Companies with more women Directors are more successful
According to Catalyst’s report on Women on Corporate Boards Globally which was published in March 2017 companies with more Women Board Directors experience higher financial performance – Returns in terms of Return on equity, Return on sales, & Return on Invested Capital.
The Research elaborates that:-
- Companies with “strong female leadership” (primarily measured by women on boards) were correlated with higher Return on Equity (ROE) than companies without (10.1% vs. 7.4%), as well as a superior price-to-book ratio (1.76 vs. 1.56).
- Companies with fewer women on boards had more governance-related controversies than average.
- In India Women held 7.3% in 2013, which increased to 11.2% of board members in 2015.
- Diversifying Boards with women can lead to more independence, innovation, good governance and maximize the company performance.
- More women on corporate board lead to more productivity & better problem solving. Each board member brings different knowledge and experience to the company’s problems and therefore can solve the problems more effectively.
- Women on board ensures safety and security to other women employees of the company as well.
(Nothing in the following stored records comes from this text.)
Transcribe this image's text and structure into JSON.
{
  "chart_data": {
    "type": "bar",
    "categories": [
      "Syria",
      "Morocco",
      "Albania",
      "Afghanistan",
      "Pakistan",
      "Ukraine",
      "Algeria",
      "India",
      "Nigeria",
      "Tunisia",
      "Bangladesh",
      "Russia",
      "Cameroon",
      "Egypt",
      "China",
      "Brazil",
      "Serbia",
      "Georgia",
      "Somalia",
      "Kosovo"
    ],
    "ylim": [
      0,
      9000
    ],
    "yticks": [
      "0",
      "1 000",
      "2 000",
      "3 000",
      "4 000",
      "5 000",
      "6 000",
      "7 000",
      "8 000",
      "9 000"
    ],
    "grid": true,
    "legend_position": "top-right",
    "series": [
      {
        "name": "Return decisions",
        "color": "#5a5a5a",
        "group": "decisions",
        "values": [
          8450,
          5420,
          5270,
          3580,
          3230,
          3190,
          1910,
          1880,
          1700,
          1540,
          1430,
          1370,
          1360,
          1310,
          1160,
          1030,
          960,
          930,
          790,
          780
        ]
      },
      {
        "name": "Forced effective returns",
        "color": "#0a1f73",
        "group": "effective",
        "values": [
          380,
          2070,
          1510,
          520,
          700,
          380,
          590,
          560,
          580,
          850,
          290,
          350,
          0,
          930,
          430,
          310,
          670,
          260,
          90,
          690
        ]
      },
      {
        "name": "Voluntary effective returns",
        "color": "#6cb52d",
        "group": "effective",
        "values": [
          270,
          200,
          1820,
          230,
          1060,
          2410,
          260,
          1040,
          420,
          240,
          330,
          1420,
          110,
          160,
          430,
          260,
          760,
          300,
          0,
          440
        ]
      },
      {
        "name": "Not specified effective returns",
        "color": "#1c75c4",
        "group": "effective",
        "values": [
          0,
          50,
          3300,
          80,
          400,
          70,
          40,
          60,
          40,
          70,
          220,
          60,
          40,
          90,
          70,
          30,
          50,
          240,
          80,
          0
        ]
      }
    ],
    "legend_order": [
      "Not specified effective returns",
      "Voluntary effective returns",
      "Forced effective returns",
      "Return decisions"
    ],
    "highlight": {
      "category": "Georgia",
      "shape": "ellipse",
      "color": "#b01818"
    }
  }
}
- Women on board shows that issue of gender inequality is considered and henceforth brings gender equality.
As per SEBI (Securities and Exchange Board of India) all listed companies must have at least 1 Women Director on their board, according to new corporate governance norms finalized by capital market regulator.
A Few Corporate having 2 or more women directors are mentioned below:-
- Brigade Group with 4 women directors (Bangalore)
- Titan Company with 3 women directors (Bangalore).
- Axis Bank with 3 women directors.
- Biocon with 2 women directors (Bangalore).
- National stock exchange (NSE) with 3 women directors.